Mais recentemente, e um bom exemplo para examinar esta limpeza económica, é o anúncio do Chanceler do Reino Unido, Geroge Osborne, de que o Reino Unido se tornou a economia com crescimento mais rápido na UE. O Reino Unido é uma economia menos devastada do que a Grécia e a Espanha. Mas o que realmente está por trás destas declarações contundentes sobre crescimento e recuperação?
O que fica de fora é, em primeiro lugar, que o PIB per capita é uma forma cada vez mais problemática de medir o crescimento económico. Deixa muita coisa de fora, não consegue mensurar concentração, de benefícios, ou captação no topo. É também uma medida que sugere a distribuição de benefícios – mas não mede de todo a distribuição real. O PIB per capita não nos dá uma medida de captura no topo ou de perdas na extremidade inferior. Captura a concentração de ganhos no topo, mas depois redistribui-os por toda a gama de rendimentos dos indivíduos de um país.

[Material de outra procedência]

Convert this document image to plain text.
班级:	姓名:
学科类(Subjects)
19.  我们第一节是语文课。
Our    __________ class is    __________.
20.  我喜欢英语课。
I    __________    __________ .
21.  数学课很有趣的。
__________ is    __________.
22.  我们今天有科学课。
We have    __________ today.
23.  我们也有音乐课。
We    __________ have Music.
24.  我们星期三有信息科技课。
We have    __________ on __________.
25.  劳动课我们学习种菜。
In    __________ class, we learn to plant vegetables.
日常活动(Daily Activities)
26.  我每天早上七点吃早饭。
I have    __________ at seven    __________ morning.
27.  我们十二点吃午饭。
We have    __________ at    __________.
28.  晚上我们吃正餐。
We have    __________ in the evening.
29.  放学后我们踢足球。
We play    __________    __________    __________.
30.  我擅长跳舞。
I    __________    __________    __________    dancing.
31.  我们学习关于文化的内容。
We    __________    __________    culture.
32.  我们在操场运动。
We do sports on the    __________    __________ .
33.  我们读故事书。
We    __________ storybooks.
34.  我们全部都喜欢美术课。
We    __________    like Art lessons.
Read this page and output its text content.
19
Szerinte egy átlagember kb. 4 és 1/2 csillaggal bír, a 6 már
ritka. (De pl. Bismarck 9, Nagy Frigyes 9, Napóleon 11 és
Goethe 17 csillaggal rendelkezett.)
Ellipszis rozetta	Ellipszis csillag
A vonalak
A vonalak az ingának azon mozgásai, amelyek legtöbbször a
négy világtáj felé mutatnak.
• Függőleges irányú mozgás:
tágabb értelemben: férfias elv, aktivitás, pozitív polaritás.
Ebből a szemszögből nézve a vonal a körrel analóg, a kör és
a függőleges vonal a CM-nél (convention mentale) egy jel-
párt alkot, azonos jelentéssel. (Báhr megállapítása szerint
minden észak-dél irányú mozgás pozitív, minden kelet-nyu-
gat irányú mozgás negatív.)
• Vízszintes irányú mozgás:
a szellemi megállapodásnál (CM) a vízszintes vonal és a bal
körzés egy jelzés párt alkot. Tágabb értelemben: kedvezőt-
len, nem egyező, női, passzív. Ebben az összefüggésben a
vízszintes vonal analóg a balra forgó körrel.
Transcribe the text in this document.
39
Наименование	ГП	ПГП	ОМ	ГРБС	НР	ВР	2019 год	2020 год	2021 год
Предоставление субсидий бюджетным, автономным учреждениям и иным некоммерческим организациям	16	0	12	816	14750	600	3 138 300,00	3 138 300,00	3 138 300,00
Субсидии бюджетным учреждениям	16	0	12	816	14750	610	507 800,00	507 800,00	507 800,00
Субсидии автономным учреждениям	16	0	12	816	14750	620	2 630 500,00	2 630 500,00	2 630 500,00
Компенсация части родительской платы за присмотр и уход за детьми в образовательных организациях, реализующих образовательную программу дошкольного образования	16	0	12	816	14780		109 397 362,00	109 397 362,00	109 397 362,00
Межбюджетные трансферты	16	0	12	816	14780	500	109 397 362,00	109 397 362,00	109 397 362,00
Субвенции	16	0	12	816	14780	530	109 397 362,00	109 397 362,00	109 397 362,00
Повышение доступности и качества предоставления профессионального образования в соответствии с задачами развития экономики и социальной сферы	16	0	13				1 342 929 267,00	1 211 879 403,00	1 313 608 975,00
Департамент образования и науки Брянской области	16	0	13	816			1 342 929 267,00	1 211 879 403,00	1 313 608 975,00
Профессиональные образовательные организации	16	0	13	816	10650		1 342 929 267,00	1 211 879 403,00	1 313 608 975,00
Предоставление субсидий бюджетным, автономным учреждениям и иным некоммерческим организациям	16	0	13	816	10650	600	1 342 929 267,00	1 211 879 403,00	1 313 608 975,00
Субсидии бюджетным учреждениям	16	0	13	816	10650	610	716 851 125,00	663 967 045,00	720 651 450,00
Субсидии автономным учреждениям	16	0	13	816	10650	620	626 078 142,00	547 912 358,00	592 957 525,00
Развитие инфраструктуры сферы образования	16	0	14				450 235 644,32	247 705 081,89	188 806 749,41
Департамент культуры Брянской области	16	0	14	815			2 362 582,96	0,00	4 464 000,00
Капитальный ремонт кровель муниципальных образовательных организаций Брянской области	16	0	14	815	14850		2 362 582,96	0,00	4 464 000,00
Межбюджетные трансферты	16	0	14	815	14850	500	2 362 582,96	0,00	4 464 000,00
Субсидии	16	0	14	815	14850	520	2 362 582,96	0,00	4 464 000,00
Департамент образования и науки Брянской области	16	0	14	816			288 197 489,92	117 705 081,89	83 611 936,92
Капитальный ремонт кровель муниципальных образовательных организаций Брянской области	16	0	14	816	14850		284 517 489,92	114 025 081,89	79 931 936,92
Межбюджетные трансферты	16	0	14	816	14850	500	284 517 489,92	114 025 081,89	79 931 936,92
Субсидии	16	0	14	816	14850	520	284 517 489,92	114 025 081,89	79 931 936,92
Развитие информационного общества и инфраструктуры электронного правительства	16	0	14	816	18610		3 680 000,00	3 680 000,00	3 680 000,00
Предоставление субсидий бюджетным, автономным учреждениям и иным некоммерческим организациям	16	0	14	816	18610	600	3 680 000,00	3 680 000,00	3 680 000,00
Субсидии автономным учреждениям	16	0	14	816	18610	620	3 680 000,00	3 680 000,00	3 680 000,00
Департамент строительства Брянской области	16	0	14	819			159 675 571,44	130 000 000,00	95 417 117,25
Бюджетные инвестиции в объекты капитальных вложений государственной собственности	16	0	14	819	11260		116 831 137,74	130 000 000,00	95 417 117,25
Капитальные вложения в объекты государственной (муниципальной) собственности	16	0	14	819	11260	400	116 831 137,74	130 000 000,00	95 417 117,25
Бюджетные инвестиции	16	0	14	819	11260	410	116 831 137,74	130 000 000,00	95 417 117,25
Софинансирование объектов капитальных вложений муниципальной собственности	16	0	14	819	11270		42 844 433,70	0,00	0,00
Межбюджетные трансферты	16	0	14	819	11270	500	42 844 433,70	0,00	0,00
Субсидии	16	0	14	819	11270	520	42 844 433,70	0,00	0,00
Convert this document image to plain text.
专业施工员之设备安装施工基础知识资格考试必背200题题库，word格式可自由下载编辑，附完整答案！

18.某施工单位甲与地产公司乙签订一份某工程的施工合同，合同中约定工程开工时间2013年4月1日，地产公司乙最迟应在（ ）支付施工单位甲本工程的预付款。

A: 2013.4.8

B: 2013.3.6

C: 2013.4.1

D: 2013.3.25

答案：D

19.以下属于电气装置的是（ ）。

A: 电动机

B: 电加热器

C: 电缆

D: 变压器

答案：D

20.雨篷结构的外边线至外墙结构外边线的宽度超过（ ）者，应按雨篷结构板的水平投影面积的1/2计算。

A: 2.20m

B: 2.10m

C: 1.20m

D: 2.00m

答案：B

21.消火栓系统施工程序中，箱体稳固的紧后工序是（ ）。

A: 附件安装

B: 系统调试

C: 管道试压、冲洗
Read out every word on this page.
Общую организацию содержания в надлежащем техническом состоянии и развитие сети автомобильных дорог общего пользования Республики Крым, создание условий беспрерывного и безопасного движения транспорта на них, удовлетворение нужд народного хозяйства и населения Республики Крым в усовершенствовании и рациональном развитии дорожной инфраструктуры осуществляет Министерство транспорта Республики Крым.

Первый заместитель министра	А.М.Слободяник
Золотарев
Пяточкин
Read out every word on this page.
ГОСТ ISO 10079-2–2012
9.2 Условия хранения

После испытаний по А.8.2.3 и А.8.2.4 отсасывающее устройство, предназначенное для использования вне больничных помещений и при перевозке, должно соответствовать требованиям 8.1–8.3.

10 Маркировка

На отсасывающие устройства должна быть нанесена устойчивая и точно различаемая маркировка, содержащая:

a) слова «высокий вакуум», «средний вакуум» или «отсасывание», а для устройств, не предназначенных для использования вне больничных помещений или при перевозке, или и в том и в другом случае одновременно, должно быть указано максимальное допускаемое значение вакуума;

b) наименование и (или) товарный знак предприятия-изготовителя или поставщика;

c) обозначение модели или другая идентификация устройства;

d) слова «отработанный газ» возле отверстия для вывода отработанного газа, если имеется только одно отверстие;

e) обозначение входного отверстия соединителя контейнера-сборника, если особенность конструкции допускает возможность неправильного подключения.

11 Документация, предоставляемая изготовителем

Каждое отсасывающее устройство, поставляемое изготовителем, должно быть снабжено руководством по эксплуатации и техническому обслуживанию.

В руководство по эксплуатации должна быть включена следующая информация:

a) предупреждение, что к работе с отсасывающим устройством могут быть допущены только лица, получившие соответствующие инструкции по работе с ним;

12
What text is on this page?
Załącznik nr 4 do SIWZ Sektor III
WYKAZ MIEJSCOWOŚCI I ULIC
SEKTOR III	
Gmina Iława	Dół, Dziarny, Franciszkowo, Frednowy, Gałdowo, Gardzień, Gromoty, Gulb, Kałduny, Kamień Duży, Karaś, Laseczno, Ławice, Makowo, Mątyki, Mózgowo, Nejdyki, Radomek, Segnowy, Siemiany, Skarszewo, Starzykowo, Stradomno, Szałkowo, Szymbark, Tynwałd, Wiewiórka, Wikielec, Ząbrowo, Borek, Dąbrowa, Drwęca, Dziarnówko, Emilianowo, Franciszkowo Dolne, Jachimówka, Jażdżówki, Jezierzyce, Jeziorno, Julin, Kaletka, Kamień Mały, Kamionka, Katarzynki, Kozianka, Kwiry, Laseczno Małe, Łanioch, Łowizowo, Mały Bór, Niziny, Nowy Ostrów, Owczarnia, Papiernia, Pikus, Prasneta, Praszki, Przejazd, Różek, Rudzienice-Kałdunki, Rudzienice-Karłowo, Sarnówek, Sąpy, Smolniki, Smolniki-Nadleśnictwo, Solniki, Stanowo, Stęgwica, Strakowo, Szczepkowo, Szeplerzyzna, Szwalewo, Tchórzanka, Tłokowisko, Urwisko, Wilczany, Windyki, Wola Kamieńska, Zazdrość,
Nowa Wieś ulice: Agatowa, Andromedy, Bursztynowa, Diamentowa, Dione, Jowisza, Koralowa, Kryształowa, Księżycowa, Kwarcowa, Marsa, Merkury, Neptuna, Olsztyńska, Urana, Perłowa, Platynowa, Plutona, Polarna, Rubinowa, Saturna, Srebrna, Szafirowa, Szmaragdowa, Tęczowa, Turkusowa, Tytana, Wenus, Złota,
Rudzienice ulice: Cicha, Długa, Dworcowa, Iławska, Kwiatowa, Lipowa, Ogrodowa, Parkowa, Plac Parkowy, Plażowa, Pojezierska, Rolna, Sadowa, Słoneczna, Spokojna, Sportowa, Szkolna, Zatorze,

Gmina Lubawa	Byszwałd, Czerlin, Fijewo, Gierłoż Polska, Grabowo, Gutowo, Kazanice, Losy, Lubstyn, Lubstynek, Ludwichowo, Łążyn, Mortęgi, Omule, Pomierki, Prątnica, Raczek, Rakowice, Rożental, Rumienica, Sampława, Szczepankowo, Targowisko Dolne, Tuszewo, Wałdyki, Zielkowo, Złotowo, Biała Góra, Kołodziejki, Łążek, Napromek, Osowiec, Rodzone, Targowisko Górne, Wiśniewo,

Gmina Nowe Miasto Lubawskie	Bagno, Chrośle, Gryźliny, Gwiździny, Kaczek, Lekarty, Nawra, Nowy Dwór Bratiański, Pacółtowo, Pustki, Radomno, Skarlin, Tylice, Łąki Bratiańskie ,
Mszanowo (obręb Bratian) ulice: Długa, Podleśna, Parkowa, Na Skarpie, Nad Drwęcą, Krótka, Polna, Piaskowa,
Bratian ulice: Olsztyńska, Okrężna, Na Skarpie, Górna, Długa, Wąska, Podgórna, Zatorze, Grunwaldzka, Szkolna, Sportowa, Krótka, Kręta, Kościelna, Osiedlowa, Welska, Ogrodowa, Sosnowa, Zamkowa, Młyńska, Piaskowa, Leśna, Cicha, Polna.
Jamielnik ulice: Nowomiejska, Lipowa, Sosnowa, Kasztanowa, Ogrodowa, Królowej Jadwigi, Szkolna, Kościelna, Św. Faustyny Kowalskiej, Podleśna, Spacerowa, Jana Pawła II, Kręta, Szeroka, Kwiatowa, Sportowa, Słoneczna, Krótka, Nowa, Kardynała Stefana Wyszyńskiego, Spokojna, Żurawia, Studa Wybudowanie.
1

E mesmo com esta qualificação, o crescimento do Reino Unido é, na verdade, um dos mais baixos, dado um ponto de partida muito baixo. (Ver gráfico 1) O Reino Unido tem um crescimento muito mais lento do que a França, a Alemanha, o Japão e os EUA. Além disso, está num nível muito inferior ao de 2008. Além disso, deixa de fora os desempregados que desistiram de procurar emprego e os jovens que nem sequer estão a tentar arranjar emprego, as empresas que simplesmente morreram e os sub- economias que estão encolhendo. E o pagamento per capita, mesmo tendo em conta os enormes ganhos de riqueza no topo, é 8% inferior ao de 2010 – um período de “recuperação” da crise.
A medida básica do PIB per capita também deixa de lado o facto de que cada vez mais famílias britânicas têm dívidas crescentes, tal como o governo. (Ver Gráfico 2).
Também deixa de fora o carácter distorcido do mercado imobiliário, uma tendência bastante generalizada em países muito diferentes, mas extrema no caso do Reino Unido. É bem sabido que Londres é um dos mercados imobiliários mais caros. Mas na verdade é todo o Reino Unido que tem preços extremamente elevados. (Ver GRÁFICO 3). Uma análise da agência Fitch Ratings sobre os preços das casas em comparação com os rendimentos mostra que o mercado imobiliário de Londres é o mais caro de um seleto grupo de cidades globais.
CONCLUSÃO
Esta limpeza económica equivale a uma série de expulsões que assumem formas específicas em cada lugar, seja no Sul Global ou no Norte Global, Leste ou Oeste. E abrangem conteúdos específicos em diversos domínios –economia, sociedade, política. Na verdade, são tão específicos em cada lugar e domínio que é difícil ver que possam ser manifestações superficiais de tendências mais profundas que hoje atravessam as divisões familiares. Cada uma dessas expulsões específicas tende a ser estudada por uma disciplina especializada focada exclusivamente nela mesma. Assim, para mencionar apenas dois exemplos, os especialistas em desemprego de longa duração no Norte Global não estudam os deslocados no Sul Global. E, no entanto, é possível que, no nível básico, sejam uma resposta básica de um sistema: você está fora.